Today’s post is about the photographer Garry Winogrand and wide-angle lens street photos. If you don’t know anything about Winogrand, here’s good lengthy link-laden post by the photographer Eric Kim. Or, even simpler, you can do what I’ve been doing lately, just do a Google image search.
There’s a big Winogrand show at the SFMOMA just now, which is what got me focused on him again. With (here’s links to more Google Image searches) Lee Friedlander and Diane Arbus, and Robert Frank, Winogrand was one of the last really renowned black-and-white photographers. In the mid-1970s, William Eggleston flipped the game over to color photography.
Winogrand used a wide-angle lens (I think 28 mm) on a Leica M4 film camera. As it happens, I used Leicas when I shot film in the 1960s – 1990s, and I have a very nice German-built 28 mm Leica lens that, with a slight bit of effort, I can use on my digital Canon full-frame 5D. So for the last week or two, I’ve been shooting “Winogrand” style, using that lens.
With a wide-angle lens, you can stand really close to someone to get their picture. Winogrand was a fairly pushy guy, I think. So I took an ugly picture of myself clutching my new ten-pound-heavy (?) Winogrand catalog. Recently I’ve been trying to make a brand-new ugly face in the mirror before bedtime every day. I’ve got kind of a Lee Harvey Oswald being shot by Jack Ruby thing happening for me here. With a 28 mm lens it’s pretty easy to shoot in a mirror. Not that I’m going to pursue that in any relentless kind of way.
Your average pocket digicam has a 28 mm lens zoom mode of course. But those cameras don’t really pick up the tonal range that you can get with a heavy duty SLR with some quality glass. I’d toyed with the idea of buying a new Canon 28 mm lens. But those things, they weigh over one pound each. And, like I say, I had this lens right here. My camera body has paint on it because one of the main things I use it for these days is getting shots of my paintings—walking about I’m more likely to have my latest pocket-sized digicam. But now I want to do the lugging routine again for awhile. Like in the old days.
This is our friend Paul and his wife Lydia. They helped organize an Easter picnic that I went to with my son and his family today. Paul’s theatrical, an artist, and he emcees in his pink rabbit suit. So San Francisco.
Most of Winogrand’s pictures are of people—really his primo shooting spots were the crowded cross-walks in Manhattan. So many faces going by. Legally you can shoot a stranger’s picture and sell prints of it and put it in a book, as long as you don’t put defamatory comments about the person. I’ve never had the right personality for getting up close to complete strangers and snapping them.
Another issue about Winogrand—which I won’t delve into at length here—is that he was really into getting photos of passing women whom he considered attractive. And photos of down-and-outers. There can be predatory aspect to street photography, and it can become disturbing. This said, photos of people really are interesting.
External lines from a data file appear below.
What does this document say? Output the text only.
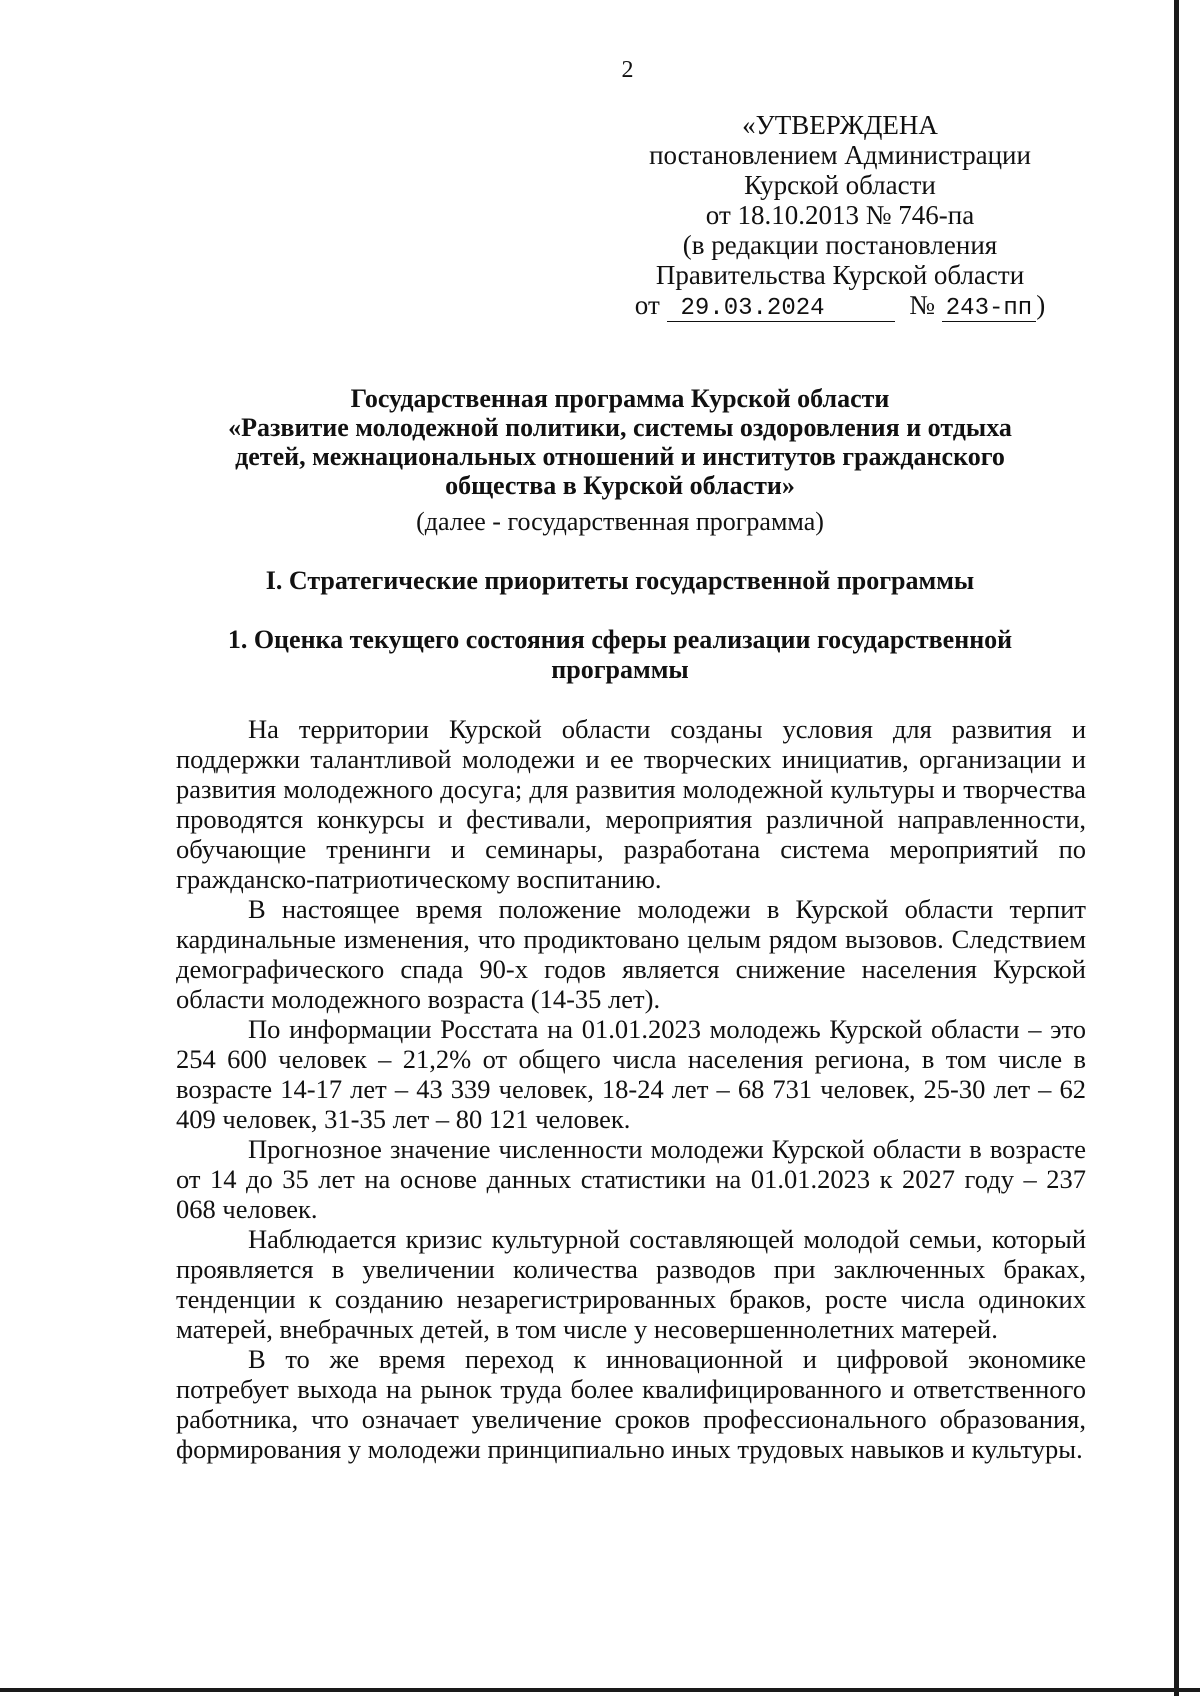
2
«УТВЕРЖДЕНА
постановлением Администрации
Курской области
от 18.10.2013 № 746-па
(в редакции постановления
Правительства Курской области
от 29.03.2024	№ 243-пп )
Государственная программа Курской области
«Развитие молодежной политики, системы оздоровления и отдыха
детей, межнациональных отношений и институтов гражданского
общества в Курской области»
(далее - государственная программа)
I. Стратегические приоритеты государственной программы
1. Оценка текущего состояния сферы реализации государственной
программы

На территории Курской области созданы условия для развития и поддержки талантливой молодежи и ее творческих инициатив, организации и развития молодежного досуга; для развития молодежной культуры и творчества проводятся конкурсы и фестивали, мероприятия различной направленности, обучающие тренинги и семинары, разработана система мероприятий по гражданско-патриотическому воспитанию.

В настоящее время положение молодежи в Курской области терпит кардинальные изменения, что продиктовано целым рядом вызовов. Следствием демографического спада 90-х годов является снижение населения Курской области молодежного возраста (14-35 лет).

По информации Росстата на 01.01.2023 молодежь Курской области – это 254 600 человек – 21,2% от общего числа населения региона, в том числе в возрасте 14-17 лет – 43 339 человек, 18-24 лет – 68 731 человек, 25-30 лет – 62 409 человек, 31-35 лет – 80 121 человек.

Прогнозное значение численности молодежи Курской области в возрасте от 14 до 35 лет на основе данных статистики на 01.01.2023 к 2027 году – 237 068 человек.

Наблюдается кризис культурной составляющей молодой семьи, который проявляется в увеличении количества разводов при заключенных браках, тенденции к созданию незарегистрированных браков, росте числа одиноких матерей, внебрачных детей, в том числе у несовершеннолетних матерей.

В то же время переход к инновационной и цифровой экономике потребует выхода на рынок труда более квалифицированного и ответственного работника, что означает увеличение сроков профессионального образования, формирования у молодежи принципиально иных трудовых навыков и культуры.
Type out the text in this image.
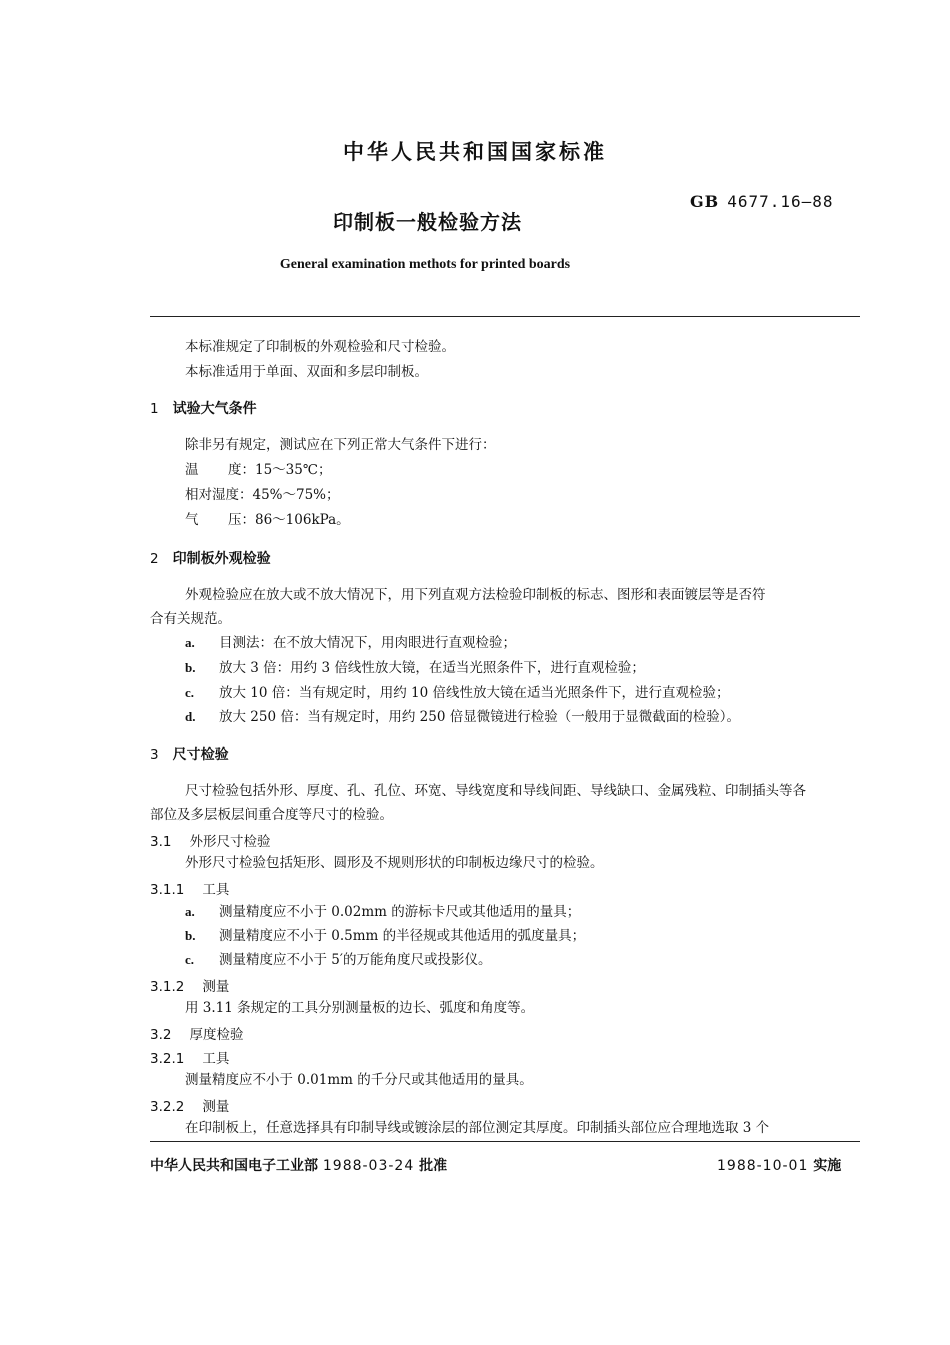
中华人民共和国国家标准
GB 4677.16—88
印制板一般检验方法
General examination methots for printed boards
本标准规定了印制板的外观检验和尺寸检验。
本标准适用于单面、双面和多层印制板。
1 试验大气条件
除非另有规定，测试应在下列正常大气条件下进行：
温 度：15～35℃；
相对湿度：45%～75%；
气 压：86～106kPa。
2 印制板外观检验
外观检验应在放大或不放大情况下，用下列直观方法检验印制板的标志、图形和表面镀层等是否符
合有关规范。
a. 目测法：在不放大情况下，用肉眼进行直观检验；
b. 放大 3 倍：用约 3 倍线性放大镜，在适当光照条件下，进行直观检验；
c. 放大 10 倍：当有规定时，用约 10 倍线性放大镜在适当光照条件下，进行直观检验；
d. 放大 250 倍：当有规定时，用约 250 倍显微镜进行检验（一般用于显微截面的检验）。
3 尺寸检验
尺寸检验包括外形、厚度、孔、孔位、环宽、导线宽度和导线间距、导线缺口、金属残粒、印制插头等各
部位及多层板层间重合度等尺寸的检验。
3.1 外形尺寸检验
外形尺寸检验包括矩形、圆形及不规则形状的印制板边缘尺寸的检验。
3.1.1 工具
a. 测量精度应不小于 0.02mm 的游标卡尺或其他适用的量具；
b. 测量精度应不小于 0.5mm 的半径规或其他适用的弧度量具；
c. 测量精度应不小于 5′的万能角度尺或投影仪。
3.1.2 测量
用 3.11 条规定的工具分别测量板的边长、弧度和角度等。
3.2 厚度检验
3.2.1 工具
测量精度应不小于 0.01mm 的千分尺或其他适用的量具。
3.2.2 测量
在印制板上，任意选择具有印制导线或镀涂层的部位测定其厚度。印制插头部位应合理地选取 3 个
中华人民共和国电子工业部 1988-03-24 批准	1988-10-01 实施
Diane Arbus took a different approach than Winogrand did. She’d hang around with her subjects, at least for a few minutes, sometimes for hours, sometimes for days. Really getting to know them. And in her photos you sometimes have the feeling the subjects are looking at Diane and thinking, “This woman is really strange.”
Winogrand was more about the grab shot—although he said he was never surreptitious about it, he’d be looking through his viewfinder. And he’d try to defuse the tension by smiling at the subject.
When you’re comfortable with it, it easy to grab shots of people with the wide-angle lens. The lens has a large depth of field. You only need to set an approximate distance. (The autofocus feature doesn’t work when you marry an old lens to a new camera like I’m doing.)
Another thing about wide-angle lens photography is that the horizon line becomes less important to you. If you’re using a single-lens-reflex, you’re looking through the lens, turning it this way and that, trying to fit more of the world in, composing you scene. Why is the standard horizontal and vertical so sacred? Let it go. Big inspiration from Winogrand.
People would ask him why his photos were tilted and with a straight face (he was stubborn), he’s insist they weren’t tilted. “That’s how the picture is.”
But, like I say, I’m not going out and shooting strangers. I’m happy with something like the sun on these drops of juice.
It’s kind of disappointment to drop back and do a non-tilted shot. Kind of a Joseph Cornell box thing here. That red rubber thing is the mighty flying Troton, an insufficiently recognized and seldom used beach toy.
Landscapes get a looming, creepy look with the wide lens. This is the brain-wave controller device atop Bernal Hill.
It is of course possible to take bad wide-angle lens pictures. You need to have stuff in them. In the last years of his life Winogrand was living in LA, which unlike NYC, is pretty dead on the streets. And he shot, like, a hundred thousand mostly bad pictures of empty streets with like one person half a block away. Reading between the lines, I get the feeling that he was drinking very heavily at this point. His friendlier critics have struggled for some years to find nuggets in the dross of Winogrand’s later work, and there are a handful. But, hey, sometimes when you’re old, you lose it.